Exhibit 5.1

 

Fleming PLLC

30 Wall Street 8th Floor

New York, New York 10005

 

December 8, 2020

 

Avalon GloboCare Corp.

4400 Route 9 South, Suite 3100

Freehold, New Jersey 07728

 

Re:  Form S-8 Registration Statement

 

Ladies and Gentlemen:

 

We have acted as legal counsel to Avalon GloboCare Corp., a corporation formed under the laws of the State of Delaware (the “Company”), in connection with the preparation and filing with the United States Securities and Exchange Commission (the “Commission”) of the Company’s Registration Statement on Form S-8 (the “Registration Statement”), under the Securities Act of 1933, as amended (the “Act”), relating to the registration of the sale of an aggregate of up to 5,000,000 shares of common stock that may be issued under the 2020 Incentive Stock Plan and up to 7,096,667 shares of common stock that are issuable upon exercise of stock options (“Options”). 

  

In so acting we have examined originals or copies (certified or otherwise identified to our satisfaction) of such corporate records, agreements, documents and other instruments, and such certificates or comparable documents of public officials and of officers and representatives of the Company, and have made such inquiries of such officers and representatives, as we have deemed relevant and necessary as a basis for the opinion hereafter set forth. 

  

In such examination, we have assumed the genuineness of all signatures, the legal capacity of all natural persons, the authenticity of all documents submitted to us as originals, the conformity to original documents of all documents submitted to us as certified, conformed or photostatic copies, and the authenticity of the originals of such latter documents.
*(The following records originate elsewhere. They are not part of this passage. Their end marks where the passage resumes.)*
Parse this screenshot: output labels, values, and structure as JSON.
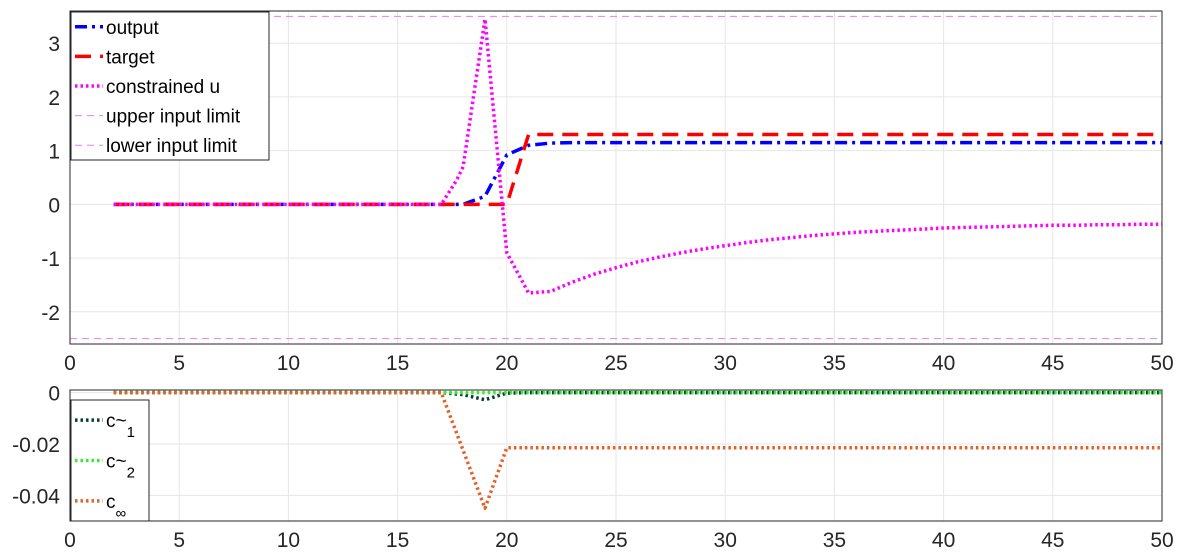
{
  "chart_data": [
    {
      "type": "line",
      "xlim": [
        0,
        50
      ],
      "ylim": [
        -2.6,
        3.6
      ],
      "xticks": [
        0,
        5,
        10,
        15,
        20,
        25,
        30,
        35,
        40,
        45,
        50
      ],
      "yticks": [
        -2,
        -1,
        0,
        1,
        2,
        3
      ],
      "grid": true,
      "legend_position": "top-left",
      "series": [
        {
          "name": "output",
          "color": "#0000ff",
          "style": "dashdot",
          "x": [
            2,
            3,
            4,
            5,
            6,
            7,
            8,
            9,
            10,
            11,
            12,
            13,
            14,
            15,
            16,
            17,
            18,
            19,
            20,
            21,
            22,
            23,
            24,
            25,
            26,
            28,
            30,
            35,
            40,
            45,
            50
          ],
          "y": [
            0,
            0,
            0,
            0,
            0,
            0,
            0,
            0,
            0,
            0,
            0,
            0,
            0,
            0,
            0,
            0,
            0,
            0.15,
            0.92,
            1.1,
            1.14,
            1.15,
            1.15,
            1.15,
            1.15,
            1.15,
            1.15,
            1.15,
            1.15,
            1.15,
            1.15
          ]
        },
        {
          "name": "target",
          "color": "#ff0000",
          "style": "dashed",
          "x": [
            2,
            3,
            4,
            5,
            6,
            7,
            8,
            9,
            10,
            11,
            12,
            13,
            14,
            15,
            16,
            17,
            18,
            19,
            20,
            21,
            22,
            25,
            30,
            35,
            40,
            45,
            50
          ],
          "y": [
            0,
            0,
            0,
            0,
            0,
            0,
            0,
            0,
            0,
            0,
            0,
            0,
            0,
            0,
            0,
            0,
            0,
            0,
            0,
            1.3,
            1.3,
            1.3,
            1.3,
            1.3,
            1.3,
            1.3,
            1.3
          ]
        },
        {
          "name": "constrained u",
          "color": "#ff00ff",
          "style": "dotted",
          "x": [
            2,
            3,
            4,
            5,
            6,
            7,
            8,
            9,
            10,
            11,
            12,
            13,
            14,
            15,
            16,
            17,
            17.7,
            18,
            19,
            20,
            21,
            22,
            23,
            24,
            25,
            26,
            27,
            28,
            29,
            30,
            31,
            32,
            33,
            34,
            35,
            36,
            37,
            38,
            39,
            40,
            41,
            42,
            43,
            44,
            45,
            46,
            47,
            48,
            49,
            50
          ],
          "y": [
            0,
            0,
            0,
            0,
            0,
            0,
            0,
            0,
            0,
            0,
            0,
            0,
            0,
            0,
            0,
            0,
            0.45,
            0.7,
            3.45,
            -0.9,
            -1.65,
            -1.62,
            -1.45,
            -1.3,
            -1.18,
            -1.07,
            -0.98,
            -0.9,
            -0.83,
            -0.77,
            -0.71,
            -0.66,
            -0.62,
            -0.58,
            -0.55,
            -0.52,
            -0.5,
            -0.48,
            -0.46,
            -0.44,
            -0.43,
            -0.42,
            -0.41,
            -0.4,
            -0.39,
            -0.39,
            -0.38,
            -0.38,
            -0.37,
            -0.37
          ]
        },
        {
          "name": "upper input limit",
          "color": "#e87fe8",
          "style": "thin-dashed",
          "x": [
            0,
            50
          ],
          "y": [
            3.5,
            3.5
          ]
        },
        {
          "name": "lower input limit",
          "color": "#e87fe8",
          "style": "thin-dashed",
          "x": [
            0,
            50
          ],
          "y": [
            -2.5,
            -2.5
          ]
        }
      ]
    },
    {
      "type": "line",
      "xlim": [
        0,
        50
      ],
      "ylim": [
        -0.05,
        0.001
      ],
      "xticks": [
        0,
        5,
        10,
        15,
        20,
        25,
        30,
        35,
        40,
        45,
        50
      ],
      "yticks": [
        -0.04,
        -0.02,
        0
      ],
      "grid": true,
      "legend_position": "bottom-left",
      "series": [
        {
          "name": "c~",
          "subscript": "1",
          "color": "#0b3d2e",
          "style": "dotted",
          "x": [
            2,
            17,
            18,
            19,
            20,
            21,
            50
          ],
          "y": [
            0,
            0,
            -0.0008,
            -0.0028,
            -0.0002,
            0,
            0
          ]
        },
        {
          "name": "c~",
          "subscript": "2",
          "color": "#33ee33",
          "style": "dotted",
          "x": [
            2,
            50
          ],
          "y": [
            0,
            0
          ]
        },
        {
          "name": "c",
          "subscript": "∞",
          "color": "#e0622a",
          "style": "dotted",
          "x": [
            2,
            17,
            19,
            20,
            21,
            50
          ],
          "y": [
            0,
            0,
            -0.045,
            -0.0215,
            -0.0215,
            -0.0215
          ]
        }
      ]
    }
  ]
}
As to all questions of fact material to this opinion that have not been independently established, we have relied upon certificates or comparable documents of officers and representatives of the Company. 

  

Based on the foregoing and subject to the qualifications, assumptions and limitations stated herein, we are of the opinion that the Shares presently outstanding are validly issued, fully paid and non-assessable and the Shares that are issuable upon the exercise of the Options of issued pursuant to the Plan will, when issued in accordance with the terms of the Plan (including but not limited to delivery of the exercise price payable in connection with such exercise), be validly issued, fully paid and non-assessable. 

  

This opinion is rendered as of the date of this letter and is limited to matters of Nevada corporate law, including applicable provisions of the Nevada Constitution and reported judicial decisions interpreting those laws. We express no opinion as to the laws of any other state, the federal law of the United States, or the effect of any applicable federal or state securities laws. 

  

Subject to the qualifications set out above, the opinions set forth herein relate exclusively to the matters stated herein, and no opinion or belief is implied or may be inferred beyond the matters expressly stated herein. 

  

We hereby consent to the filing of this opinion as Exhibit 5.1 to the Registration Statement and to the reference to our firm in the Registration Statement under the heading “Legal Matters”. In giving such consent, we do not thereby admit that we are in the category of persons whose consent is required under Section 7 of the Act or the rules and regulations of the Commission.